À l’octroi de la barrière de Clichy. Ludivine.
Promenades dans Paris. L’attentat d’Orsini.
Amours de carnaval.

Pas gais, mes débuts à Paris. Les affaires allaient mal et la bonne humeur n’était plus de saison aux « Amis de la Marine ». Buizard montrait un front barré de rides. Les transports par eau chômaient, concurrencés par les chemins de fer, le patronat de la batellerie n’ayant pas daigné s’adapter à cette ferraille, trop longtemps sujet de ses moqueries.

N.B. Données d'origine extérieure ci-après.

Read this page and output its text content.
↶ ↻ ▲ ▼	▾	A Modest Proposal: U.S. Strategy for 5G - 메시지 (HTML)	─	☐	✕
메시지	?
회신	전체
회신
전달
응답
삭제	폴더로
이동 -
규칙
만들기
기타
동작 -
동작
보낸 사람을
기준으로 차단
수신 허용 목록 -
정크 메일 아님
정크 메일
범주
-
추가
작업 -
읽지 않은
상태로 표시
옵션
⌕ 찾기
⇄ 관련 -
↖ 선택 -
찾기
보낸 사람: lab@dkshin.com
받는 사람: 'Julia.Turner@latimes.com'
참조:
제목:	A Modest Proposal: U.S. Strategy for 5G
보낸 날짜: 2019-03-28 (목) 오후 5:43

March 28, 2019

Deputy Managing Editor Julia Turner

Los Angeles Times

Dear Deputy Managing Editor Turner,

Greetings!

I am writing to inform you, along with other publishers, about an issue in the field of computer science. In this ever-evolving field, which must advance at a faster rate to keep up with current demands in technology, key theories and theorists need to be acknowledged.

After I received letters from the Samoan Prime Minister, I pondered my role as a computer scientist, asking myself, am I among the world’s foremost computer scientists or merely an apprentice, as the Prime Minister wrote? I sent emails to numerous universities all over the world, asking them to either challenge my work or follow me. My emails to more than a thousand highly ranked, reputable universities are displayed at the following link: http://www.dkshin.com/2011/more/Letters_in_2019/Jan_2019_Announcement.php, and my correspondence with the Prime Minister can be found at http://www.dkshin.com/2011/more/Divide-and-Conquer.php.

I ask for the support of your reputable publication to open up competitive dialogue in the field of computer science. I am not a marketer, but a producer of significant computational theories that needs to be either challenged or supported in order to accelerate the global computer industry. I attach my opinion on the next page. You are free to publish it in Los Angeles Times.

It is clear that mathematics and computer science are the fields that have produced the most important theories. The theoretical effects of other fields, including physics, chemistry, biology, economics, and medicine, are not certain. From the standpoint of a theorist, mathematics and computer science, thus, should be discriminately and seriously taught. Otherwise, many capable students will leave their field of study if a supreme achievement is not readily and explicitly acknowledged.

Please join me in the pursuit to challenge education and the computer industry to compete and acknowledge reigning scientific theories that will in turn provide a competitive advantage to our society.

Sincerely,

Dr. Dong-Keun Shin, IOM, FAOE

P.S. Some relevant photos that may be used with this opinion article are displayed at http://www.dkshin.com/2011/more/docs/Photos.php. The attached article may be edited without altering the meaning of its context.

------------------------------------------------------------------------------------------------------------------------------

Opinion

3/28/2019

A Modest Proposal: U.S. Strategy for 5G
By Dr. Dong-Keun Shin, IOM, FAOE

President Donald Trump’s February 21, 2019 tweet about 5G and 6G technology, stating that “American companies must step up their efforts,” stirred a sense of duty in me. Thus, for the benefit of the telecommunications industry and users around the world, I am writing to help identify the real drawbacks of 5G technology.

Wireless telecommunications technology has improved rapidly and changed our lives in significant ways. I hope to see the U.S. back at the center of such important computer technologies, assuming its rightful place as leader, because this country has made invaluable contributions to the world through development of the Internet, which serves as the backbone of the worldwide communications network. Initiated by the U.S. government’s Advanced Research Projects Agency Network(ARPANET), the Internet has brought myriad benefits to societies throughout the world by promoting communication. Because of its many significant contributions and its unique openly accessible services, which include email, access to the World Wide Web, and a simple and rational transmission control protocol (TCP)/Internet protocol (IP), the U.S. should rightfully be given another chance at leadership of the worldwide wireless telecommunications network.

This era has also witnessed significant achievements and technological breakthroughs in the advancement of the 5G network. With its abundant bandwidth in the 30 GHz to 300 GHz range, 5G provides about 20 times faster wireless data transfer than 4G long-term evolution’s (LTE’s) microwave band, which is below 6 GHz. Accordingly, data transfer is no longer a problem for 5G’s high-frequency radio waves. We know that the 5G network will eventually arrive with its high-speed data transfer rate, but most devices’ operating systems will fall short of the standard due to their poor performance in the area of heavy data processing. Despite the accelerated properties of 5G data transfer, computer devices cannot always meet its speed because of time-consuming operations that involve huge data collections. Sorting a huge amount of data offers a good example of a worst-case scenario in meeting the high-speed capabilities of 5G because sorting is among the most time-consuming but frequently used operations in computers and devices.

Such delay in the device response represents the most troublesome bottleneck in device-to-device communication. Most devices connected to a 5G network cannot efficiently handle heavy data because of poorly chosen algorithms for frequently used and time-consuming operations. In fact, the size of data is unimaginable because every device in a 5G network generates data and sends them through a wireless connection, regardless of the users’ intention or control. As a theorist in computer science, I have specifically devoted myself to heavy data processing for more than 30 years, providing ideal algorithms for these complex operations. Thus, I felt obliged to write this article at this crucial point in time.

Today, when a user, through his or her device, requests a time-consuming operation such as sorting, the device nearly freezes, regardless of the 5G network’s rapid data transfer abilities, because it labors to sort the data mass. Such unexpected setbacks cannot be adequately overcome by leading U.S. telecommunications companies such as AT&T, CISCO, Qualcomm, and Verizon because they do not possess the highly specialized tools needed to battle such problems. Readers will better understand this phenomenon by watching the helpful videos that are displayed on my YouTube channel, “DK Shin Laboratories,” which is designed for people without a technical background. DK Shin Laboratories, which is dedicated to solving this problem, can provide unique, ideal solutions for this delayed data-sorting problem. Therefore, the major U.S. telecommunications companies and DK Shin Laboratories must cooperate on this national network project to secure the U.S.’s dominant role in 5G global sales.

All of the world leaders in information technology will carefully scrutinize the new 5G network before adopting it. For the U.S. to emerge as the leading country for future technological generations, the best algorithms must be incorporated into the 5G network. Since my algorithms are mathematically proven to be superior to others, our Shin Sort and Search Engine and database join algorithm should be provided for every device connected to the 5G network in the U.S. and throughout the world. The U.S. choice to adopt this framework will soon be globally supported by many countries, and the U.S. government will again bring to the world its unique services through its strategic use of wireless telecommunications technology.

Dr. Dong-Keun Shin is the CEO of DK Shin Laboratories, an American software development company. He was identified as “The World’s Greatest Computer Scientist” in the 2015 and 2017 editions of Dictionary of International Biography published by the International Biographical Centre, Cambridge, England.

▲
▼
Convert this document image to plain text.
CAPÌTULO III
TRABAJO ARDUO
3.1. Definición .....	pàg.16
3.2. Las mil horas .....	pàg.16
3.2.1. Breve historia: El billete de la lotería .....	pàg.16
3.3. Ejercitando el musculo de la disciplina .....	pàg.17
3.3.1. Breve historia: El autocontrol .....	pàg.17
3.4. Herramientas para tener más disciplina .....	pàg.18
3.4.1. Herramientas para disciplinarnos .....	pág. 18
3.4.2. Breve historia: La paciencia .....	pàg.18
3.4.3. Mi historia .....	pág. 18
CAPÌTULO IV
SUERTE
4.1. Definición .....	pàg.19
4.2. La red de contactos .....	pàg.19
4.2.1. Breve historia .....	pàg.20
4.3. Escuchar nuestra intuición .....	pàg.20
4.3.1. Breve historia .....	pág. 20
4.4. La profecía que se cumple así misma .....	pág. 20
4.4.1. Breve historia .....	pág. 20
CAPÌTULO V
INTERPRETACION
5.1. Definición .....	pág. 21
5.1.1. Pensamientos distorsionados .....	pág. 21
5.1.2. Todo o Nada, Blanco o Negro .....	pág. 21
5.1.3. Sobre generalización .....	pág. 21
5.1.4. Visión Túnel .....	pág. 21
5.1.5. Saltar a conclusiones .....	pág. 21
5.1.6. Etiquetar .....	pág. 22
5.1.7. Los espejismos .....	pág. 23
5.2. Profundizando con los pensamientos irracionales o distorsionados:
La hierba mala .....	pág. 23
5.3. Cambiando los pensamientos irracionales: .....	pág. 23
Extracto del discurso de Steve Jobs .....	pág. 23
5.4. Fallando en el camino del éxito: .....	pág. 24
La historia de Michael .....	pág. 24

Voituriers, loueurs de chevaux, garçons d’écurie, maréchaux-ferrants, charrons, bourreliers, se croisaient les bras devant les bateaux vides. Je devinais pourtant d’autres soucis en Buizard. Le mariage de sa fille avec Maillefeu avait eu son plein consentement, ce brave garçon ne pouvant que rendre Jeanine heureuse, mais quelques mois après les noces, la toux qui secouait par moment le jeune gabelou s’était révélée sous son vrai visage, celui de la phtisie. Je revoyais un Maillefeu étique, essoufflé, hoquetant, crachant, faisant pitié. Peut-être les fatigues conjugales, souvent excessives chez les poitrinaires, avaient-elles accéléré l’évolution du mal. Cependant Jeanine, sa femme, jolie toujours, étalait une grossesse de six mois. Je l’avais peu regardée, l’an passé, et j’observais cette fois la flamme singulière de ses yeux noirs. Les jeunes époux avaient leur chambre dans l’hôtel et prenaient leurs repas à la table commune, Mme Maillefeu s’occupant avec sa mère de la cuisine et des clients.